Particle detector in a position-superposed black hole spacetime

TL;DR

This paper investigates how an Unruh--DeWitt detector responds in a superposed black hole spacetime, revealing nonclassical measurement outcomes and differences from classical mixtures.

Contribution

It introduces a method to analyze detector responses in superposed black hole spacetimes and compares results with previous mass-superposition studies.

Findings

Detection probabilities include nonclassical contributions absent in classical mixtures.

Analytical derivation shows differences from mass-superposed black holes due to spectral singularities.
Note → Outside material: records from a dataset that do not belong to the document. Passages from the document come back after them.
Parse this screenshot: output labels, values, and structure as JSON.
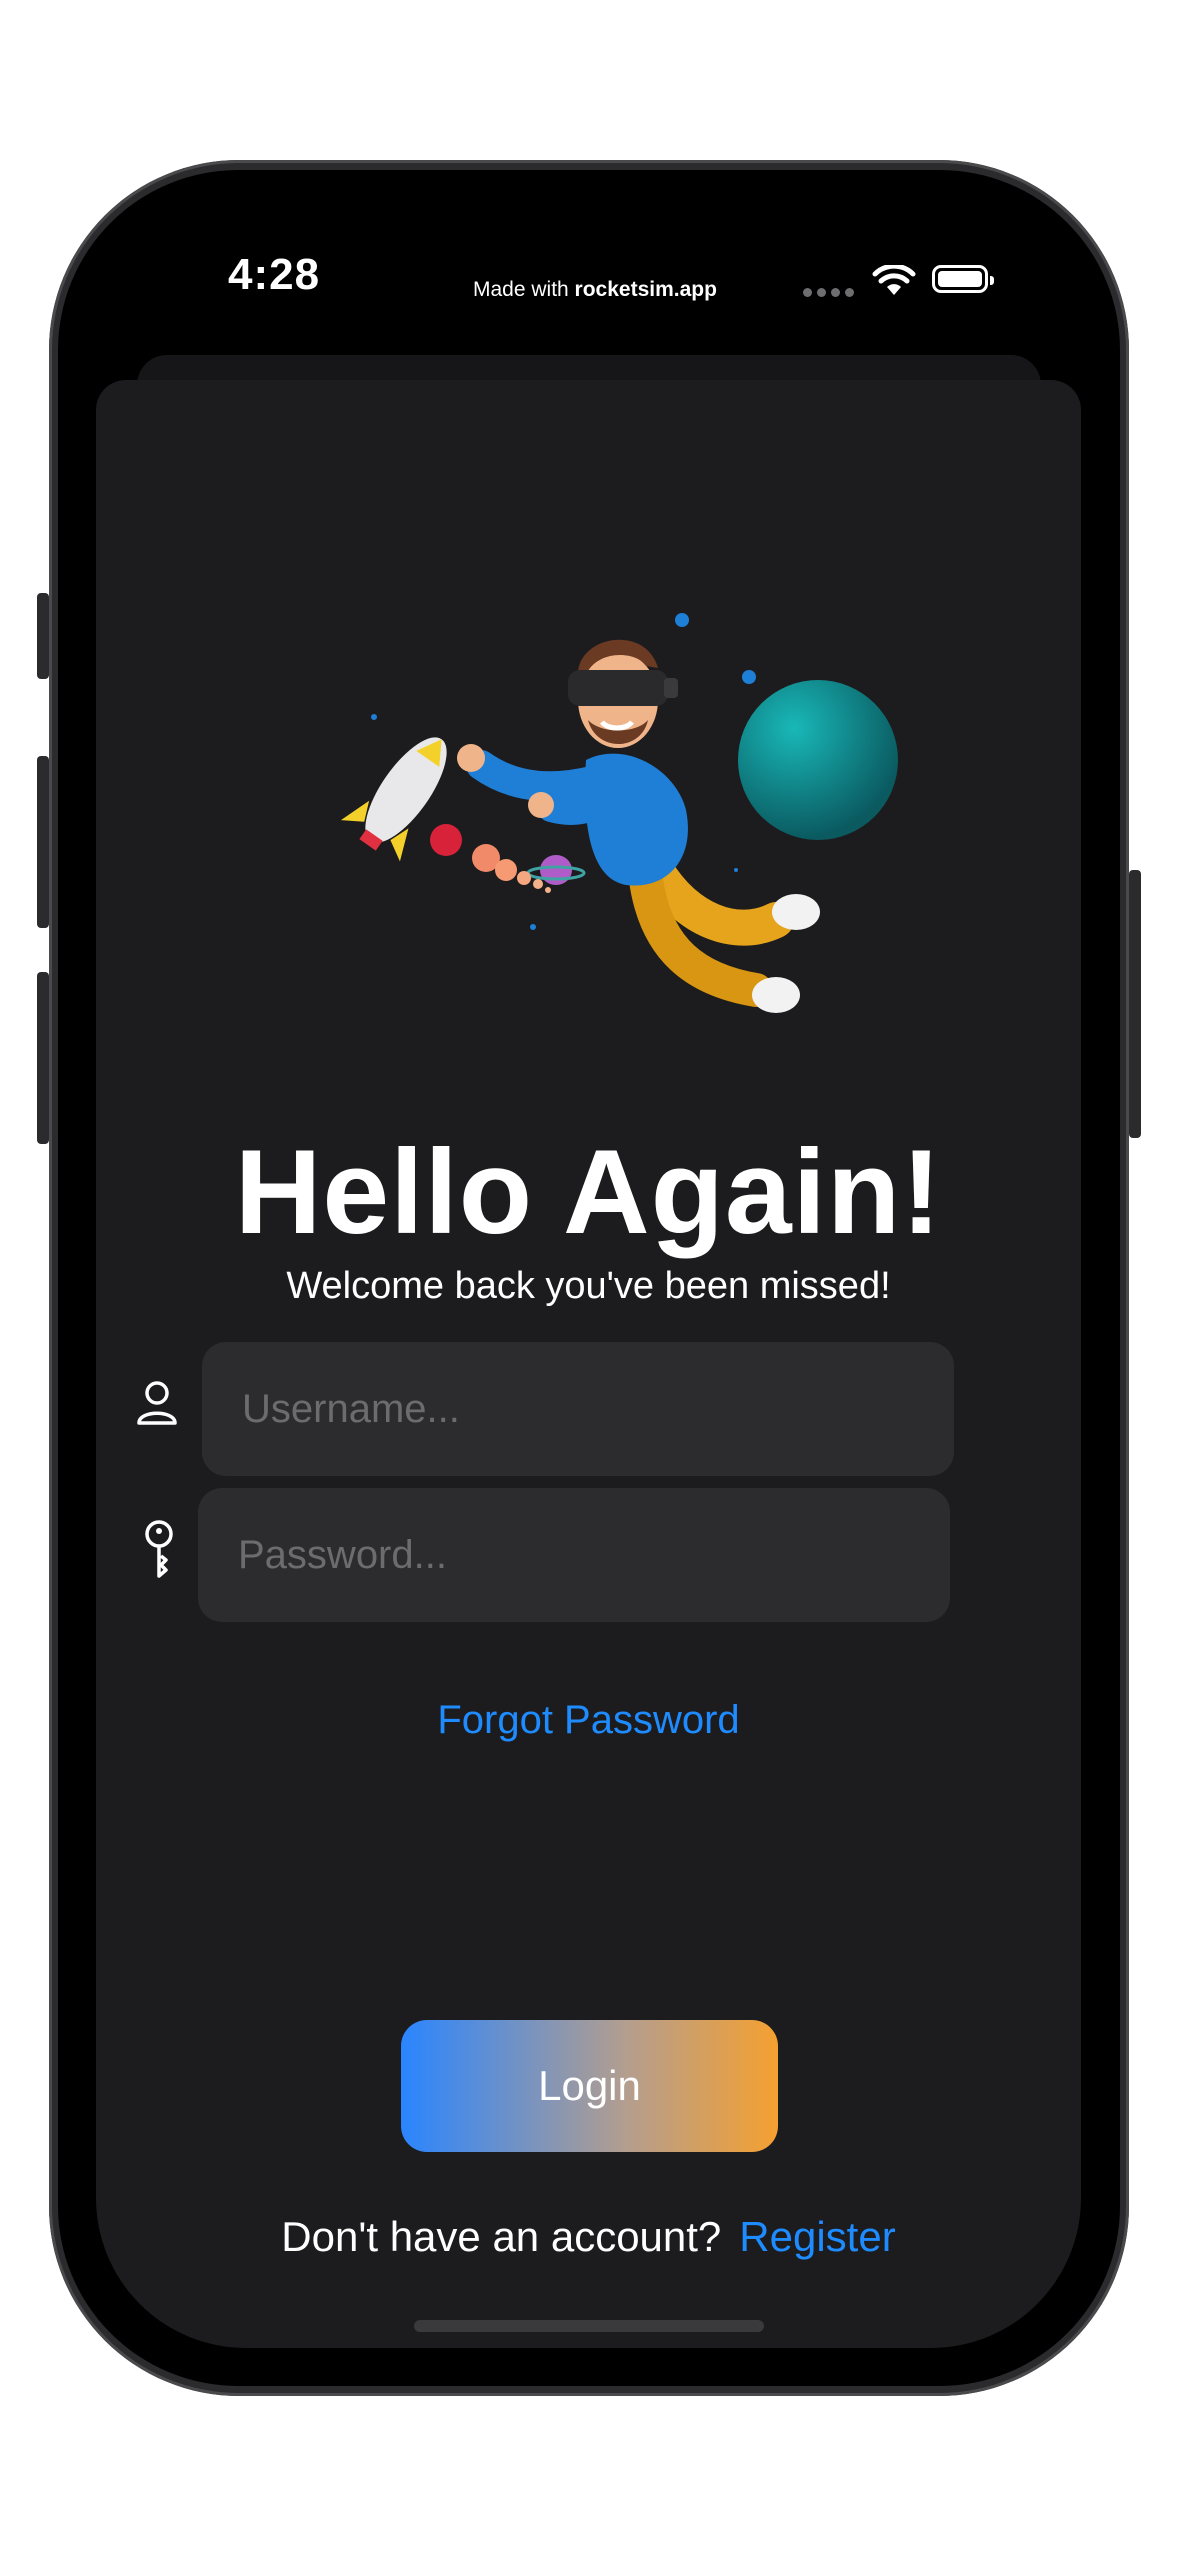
{
  "status_bar": {
    "time": "4:28",
    "made_with_prefix": "Made with ",
    "made_with_brand": "rocketsim.app"
  },
  "login": {
    "title": "Hello Again!",
    "subtitle": "Welcome back you've been missed!",
    "username_placeholder": "Username...",
    "username_value": "",
    "password_placeholder": "Password...",
    "password_value": "",
    "forgot_password": "Forgot Password",
    "login_button": "Login",
    "no_account_text": "Don't have an account?",
    "register_link": "Register"
  },
  "icons": {
    "username": "person-icon",
    "password": "key-icon",
    "wifi": "wifi-icon",
    "battery": "battery-icon"
  },
  "colors": {
    "background": "#1c1c1e",
    "field": "#2c2c2e",
    "link": "#1e8bff",
    "button_gradient_start": "#2a85ff",
    "button_gradient_end": "#f5a030"
  }
}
The approach extends understanding of quantum effects in superposed gravitational fields.

Abstract

We calculate the response of an Unruh--DeWitt detector in a 2+1d spacetime that contains a BTZ black hole in a superposition of locations. Upon performing a Quantum Reference Frame (QRF) transformation, this can also be seen as a detector in a superposition of locations in a single classical black hole spacetime. We use this to derive the form of the interaction of the detector and scalar field in such a superposition of spacetimes, ignoring backreaction. We define a measurement whose outcome probabilities contain a nonclassical contribution that would be absent for a black hole described by a classical mixture of positions. Finally, we compare our results with a previously studied setup involving a mass-superposed black hole by Foo et al in [Phys. Rev. Lett. 129, 181301 (2022)], and highlight a key difference. We show analytically how this difference arises from singularities in the spectrum probed by the detector.